Some Republicans don't want to pay insurers for reducing out-of-pocket costs for low-income Obamacare customers unless they can get changes to the law.
Republicans are figuring out what to do about the cost-sharing reduction payments to insurers now that an effort to repeal Obamacare failed in the Senate. The Senate plans to hold hearings in September on how to stabilize the individual market, which houses Obamacare's exchanges, and want to have a solution by the end of that month.
Some Republicans say it is important to make the cost-sharing payments to ensure that the markets remain stable. Insurers are required under Obamacare to lower co-pays and deductibles for low-income enrollees and they are then reimbursed by the federal government.
But Republicans don't want to come away empty-handed.
"I would think if you could do something bipartisan where there is give and take, then there ought to be something given in return in terms of market reforms to lower premiums," said Sen. Ron Johnson, R-Wis.
Other Republicans were reticent to make the payments long term without any reforms.
"I don't think you can simply just say, well, we will send money into it right now without any reforms included," said Sen. Mike Rounds, R-S.D. "That doesn't fix the situation."
Sen. Lamar Alexander, R-Tenn., said Tuesday he told President Trump to make the payments through September to give Congress time to work on a solution. Alexander is chairman of the Senate Health, Education, Labor and Pensions Committee that plans to hold hearings on the individual market when Congress returns next month.
Sen. Susan Collins, R-Maine, said the payments need to continue and she derided some of her colleauges for calling them bailouts for insurance companies.
"When I hear them described as insurance company bailout that is just not an accurate description," she said. "The reason we have CSRs is to help low-income people who are only between 100-200 percent of the poverty rate afford their out of pocket costs."
Sen. Bill Cassidy, R-La., also called for funding the payments and said that families could be hurt.
Other senators add they need to get an idea of what Trump wants to do about the payments. The president has tweeted several times that he wants to let Obamacare implode.
Meanwhile, Democrats are hoping for a longer solution beyond just a short-term fix for 2018.
"I am concerned with Alexander talking about only a one-year fix," said Sen.

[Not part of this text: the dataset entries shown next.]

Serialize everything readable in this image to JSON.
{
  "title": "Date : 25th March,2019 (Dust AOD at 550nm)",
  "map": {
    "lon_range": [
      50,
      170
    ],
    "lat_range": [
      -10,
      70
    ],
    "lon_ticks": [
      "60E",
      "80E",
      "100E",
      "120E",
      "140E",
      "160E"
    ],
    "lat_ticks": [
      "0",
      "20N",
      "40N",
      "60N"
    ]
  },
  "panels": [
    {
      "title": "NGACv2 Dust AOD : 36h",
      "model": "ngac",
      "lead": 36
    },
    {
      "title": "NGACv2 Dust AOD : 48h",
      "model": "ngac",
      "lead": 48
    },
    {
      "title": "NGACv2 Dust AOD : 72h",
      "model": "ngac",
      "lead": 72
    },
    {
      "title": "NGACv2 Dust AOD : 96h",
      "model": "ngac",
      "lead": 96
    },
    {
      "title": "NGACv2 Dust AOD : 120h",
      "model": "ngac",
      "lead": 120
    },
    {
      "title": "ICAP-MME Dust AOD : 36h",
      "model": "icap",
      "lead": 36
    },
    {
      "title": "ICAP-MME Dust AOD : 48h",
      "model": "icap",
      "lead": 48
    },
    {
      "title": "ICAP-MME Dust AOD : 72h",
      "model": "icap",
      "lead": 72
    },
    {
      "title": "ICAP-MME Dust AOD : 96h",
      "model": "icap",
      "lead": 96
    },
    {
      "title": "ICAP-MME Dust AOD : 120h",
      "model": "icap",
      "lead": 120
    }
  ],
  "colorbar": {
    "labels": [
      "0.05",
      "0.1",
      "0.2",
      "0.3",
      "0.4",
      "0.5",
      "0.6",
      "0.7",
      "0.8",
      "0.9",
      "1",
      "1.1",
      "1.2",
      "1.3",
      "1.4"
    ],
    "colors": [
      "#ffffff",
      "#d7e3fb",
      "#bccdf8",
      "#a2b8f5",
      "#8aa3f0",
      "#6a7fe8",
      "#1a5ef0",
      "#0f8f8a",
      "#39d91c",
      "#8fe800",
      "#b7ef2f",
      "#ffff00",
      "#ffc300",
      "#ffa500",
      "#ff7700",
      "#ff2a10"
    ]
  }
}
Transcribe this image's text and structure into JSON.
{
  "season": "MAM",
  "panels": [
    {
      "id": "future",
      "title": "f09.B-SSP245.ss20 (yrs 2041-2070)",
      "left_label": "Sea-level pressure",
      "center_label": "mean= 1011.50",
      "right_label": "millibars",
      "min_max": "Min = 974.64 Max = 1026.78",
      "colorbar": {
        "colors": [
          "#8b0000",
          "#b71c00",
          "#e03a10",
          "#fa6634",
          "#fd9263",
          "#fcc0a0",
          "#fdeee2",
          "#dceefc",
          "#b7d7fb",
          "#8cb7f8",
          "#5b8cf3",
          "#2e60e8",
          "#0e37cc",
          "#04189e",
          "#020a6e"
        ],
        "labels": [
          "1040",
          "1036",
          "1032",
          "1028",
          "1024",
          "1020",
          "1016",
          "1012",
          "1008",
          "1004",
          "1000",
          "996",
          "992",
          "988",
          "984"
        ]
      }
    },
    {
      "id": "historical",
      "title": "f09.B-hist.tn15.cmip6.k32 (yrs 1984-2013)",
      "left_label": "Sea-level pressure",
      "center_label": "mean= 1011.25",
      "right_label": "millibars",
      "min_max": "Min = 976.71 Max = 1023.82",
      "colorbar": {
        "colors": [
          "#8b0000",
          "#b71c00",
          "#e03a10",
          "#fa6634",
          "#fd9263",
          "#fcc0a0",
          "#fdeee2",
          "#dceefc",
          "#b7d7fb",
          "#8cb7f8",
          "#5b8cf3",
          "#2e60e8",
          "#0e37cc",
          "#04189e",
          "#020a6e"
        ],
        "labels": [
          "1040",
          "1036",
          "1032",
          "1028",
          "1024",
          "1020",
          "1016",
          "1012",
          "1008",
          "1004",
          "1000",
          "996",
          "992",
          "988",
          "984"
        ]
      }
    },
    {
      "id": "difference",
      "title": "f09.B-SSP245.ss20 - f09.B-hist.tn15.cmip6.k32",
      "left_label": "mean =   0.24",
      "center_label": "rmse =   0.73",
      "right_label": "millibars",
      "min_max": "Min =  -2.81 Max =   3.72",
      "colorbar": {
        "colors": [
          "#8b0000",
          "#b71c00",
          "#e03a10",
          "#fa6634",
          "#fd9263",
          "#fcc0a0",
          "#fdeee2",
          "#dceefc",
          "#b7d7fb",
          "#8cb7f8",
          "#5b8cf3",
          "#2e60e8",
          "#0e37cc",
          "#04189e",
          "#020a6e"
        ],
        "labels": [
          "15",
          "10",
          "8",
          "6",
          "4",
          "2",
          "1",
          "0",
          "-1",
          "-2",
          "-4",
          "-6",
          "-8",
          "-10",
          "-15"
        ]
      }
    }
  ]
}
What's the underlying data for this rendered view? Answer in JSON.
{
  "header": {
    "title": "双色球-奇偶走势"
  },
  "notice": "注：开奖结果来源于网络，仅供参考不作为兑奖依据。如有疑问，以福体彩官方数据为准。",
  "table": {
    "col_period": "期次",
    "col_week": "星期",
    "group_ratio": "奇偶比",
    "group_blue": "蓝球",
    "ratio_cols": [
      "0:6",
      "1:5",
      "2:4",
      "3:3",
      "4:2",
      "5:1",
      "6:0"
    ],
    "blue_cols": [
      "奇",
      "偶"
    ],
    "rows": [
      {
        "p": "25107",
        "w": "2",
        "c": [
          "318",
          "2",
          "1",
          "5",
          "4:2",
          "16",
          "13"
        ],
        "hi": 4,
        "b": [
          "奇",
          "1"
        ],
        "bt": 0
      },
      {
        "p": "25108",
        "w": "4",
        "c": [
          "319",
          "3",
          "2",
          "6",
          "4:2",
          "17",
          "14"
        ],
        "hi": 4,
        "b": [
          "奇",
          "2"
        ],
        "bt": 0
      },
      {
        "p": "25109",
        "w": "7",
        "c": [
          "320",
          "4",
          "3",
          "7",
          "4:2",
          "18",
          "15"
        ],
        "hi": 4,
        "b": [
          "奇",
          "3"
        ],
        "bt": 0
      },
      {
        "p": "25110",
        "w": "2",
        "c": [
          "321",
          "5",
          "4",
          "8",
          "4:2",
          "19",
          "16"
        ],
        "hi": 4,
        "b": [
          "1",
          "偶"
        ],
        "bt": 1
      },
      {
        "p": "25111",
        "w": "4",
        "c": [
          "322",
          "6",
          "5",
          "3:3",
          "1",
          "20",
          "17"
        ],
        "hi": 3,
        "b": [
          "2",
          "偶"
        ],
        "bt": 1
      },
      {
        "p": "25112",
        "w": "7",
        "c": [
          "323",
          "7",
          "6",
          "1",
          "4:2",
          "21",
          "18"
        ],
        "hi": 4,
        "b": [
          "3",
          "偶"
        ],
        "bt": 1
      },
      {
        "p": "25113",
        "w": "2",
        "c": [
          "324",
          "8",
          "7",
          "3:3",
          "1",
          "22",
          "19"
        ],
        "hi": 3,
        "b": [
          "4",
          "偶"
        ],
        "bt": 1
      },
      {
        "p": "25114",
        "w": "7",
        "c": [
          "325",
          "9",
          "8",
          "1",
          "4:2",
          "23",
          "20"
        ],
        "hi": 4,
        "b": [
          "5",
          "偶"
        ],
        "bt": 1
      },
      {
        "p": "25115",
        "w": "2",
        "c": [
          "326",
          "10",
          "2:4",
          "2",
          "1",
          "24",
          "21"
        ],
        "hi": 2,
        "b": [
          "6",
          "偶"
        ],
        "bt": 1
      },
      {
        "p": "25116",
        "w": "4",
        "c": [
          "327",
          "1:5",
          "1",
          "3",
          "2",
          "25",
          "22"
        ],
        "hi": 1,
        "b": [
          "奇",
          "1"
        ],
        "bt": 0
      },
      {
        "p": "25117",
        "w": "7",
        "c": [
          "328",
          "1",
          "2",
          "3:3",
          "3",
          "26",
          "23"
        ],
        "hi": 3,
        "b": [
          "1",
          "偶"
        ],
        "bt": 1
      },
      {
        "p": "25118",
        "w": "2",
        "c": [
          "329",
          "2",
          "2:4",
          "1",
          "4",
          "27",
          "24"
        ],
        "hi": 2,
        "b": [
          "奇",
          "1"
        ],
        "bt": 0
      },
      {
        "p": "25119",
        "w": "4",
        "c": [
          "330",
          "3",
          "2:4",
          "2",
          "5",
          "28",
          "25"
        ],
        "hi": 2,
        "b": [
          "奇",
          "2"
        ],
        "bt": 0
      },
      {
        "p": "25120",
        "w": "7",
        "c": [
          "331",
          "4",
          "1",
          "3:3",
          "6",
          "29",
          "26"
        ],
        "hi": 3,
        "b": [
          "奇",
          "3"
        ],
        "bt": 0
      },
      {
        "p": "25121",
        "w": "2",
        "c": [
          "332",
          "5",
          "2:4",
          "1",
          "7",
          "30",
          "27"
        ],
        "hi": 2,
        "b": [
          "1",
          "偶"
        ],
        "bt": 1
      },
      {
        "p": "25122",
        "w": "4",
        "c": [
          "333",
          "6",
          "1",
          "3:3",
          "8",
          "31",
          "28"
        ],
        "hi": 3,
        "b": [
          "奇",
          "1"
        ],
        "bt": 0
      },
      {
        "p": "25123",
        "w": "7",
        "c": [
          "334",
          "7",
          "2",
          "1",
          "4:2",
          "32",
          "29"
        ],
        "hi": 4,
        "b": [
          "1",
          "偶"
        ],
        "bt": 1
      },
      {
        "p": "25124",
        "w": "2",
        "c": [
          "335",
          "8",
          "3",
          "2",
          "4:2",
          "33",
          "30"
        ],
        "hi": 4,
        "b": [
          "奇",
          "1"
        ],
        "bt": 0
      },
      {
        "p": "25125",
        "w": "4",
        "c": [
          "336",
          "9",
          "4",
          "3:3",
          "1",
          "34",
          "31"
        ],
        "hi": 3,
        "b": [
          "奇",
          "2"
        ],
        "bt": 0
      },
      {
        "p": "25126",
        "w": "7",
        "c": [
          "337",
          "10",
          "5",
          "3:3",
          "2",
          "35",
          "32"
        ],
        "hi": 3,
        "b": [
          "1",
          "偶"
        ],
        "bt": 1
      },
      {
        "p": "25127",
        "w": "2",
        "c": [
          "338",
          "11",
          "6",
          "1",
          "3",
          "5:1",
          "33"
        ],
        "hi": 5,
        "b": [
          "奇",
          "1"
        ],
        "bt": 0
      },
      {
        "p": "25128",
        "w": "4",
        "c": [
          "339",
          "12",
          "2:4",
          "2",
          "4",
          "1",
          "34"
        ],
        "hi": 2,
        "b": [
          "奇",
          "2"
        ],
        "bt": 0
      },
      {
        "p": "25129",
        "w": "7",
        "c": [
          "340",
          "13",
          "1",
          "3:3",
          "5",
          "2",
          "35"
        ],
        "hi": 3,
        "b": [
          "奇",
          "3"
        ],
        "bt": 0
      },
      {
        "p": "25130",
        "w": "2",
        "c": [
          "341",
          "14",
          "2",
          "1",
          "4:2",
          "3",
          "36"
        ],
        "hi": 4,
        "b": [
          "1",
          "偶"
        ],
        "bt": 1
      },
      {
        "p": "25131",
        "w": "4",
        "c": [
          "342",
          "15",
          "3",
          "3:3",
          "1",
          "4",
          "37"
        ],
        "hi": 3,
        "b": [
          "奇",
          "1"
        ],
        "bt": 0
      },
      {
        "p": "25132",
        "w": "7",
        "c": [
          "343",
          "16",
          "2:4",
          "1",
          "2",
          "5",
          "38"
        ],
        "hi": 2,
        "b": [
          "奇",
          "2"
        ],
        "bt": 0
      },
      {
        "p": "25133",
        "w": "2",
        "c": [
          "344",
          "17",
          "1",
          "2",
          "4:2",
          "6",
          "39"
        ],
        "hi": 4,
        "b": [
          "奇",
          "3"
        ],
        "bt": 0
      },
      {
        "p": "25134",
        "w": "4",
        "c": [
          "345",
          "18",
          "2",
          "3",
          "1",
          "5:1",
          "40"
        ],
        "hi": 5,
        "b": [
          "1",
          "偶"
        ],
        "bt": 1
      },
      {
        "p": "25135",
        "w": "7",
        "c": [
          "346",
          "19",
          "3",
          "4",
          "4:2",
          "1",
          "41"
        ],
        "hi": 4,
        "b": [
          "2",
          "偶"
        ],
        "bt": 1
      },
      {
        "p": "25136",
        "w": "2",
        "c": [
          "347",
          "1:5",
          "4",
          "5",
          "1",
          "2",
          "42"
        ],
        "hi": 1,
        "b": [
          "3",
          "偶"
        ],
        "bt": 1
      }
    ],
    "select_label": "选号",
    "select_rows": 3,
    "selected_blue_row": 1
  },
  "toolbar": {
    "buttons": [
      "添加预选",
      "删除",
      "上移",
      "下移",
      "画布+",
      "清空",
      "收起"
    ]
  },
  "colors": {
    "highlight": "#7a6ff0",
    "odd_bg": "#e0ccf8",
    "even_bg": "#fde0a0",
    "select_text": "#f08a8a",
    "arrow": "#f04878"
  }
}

Chris Murphy, D-Conn. "Solving the CSR problem for a year doesn't keep the insurance companies in."
Murphy said that if Democrats and Republicans get together to "forge a compromise then lets do it for more than one year."
While the payments have been made month-to-month, the president has refused to make a commitment for next year. Insurers have been forced to develop rates for 2018 with the cost-sharing reduction payments in flux. In some cases, it has led to higher rates in some states.
California's state-run Obamacare exchange announced Tuesday that premiums could rise an additional 12 percent on top of a planned 12 percent hike.
Further complicating the CSR debate is a battle over the legality of the payments.
The House sued the Obama administration in 2014, saying the payments to insurers were illegal because they weren't appropriated through Congress. A federal judge sided with the House last year but stayed her ruling until after the presidential election.
The Trump administration has not decided how it wants to proceed on the lawsuit. However, several administration officials such as Attorney General Jeff Sessions have called the payments unconstitutional.
Trump and the House Republican leadership could agree to drop the lawsuit and have Congress appropriate the payments, but no decision has been made.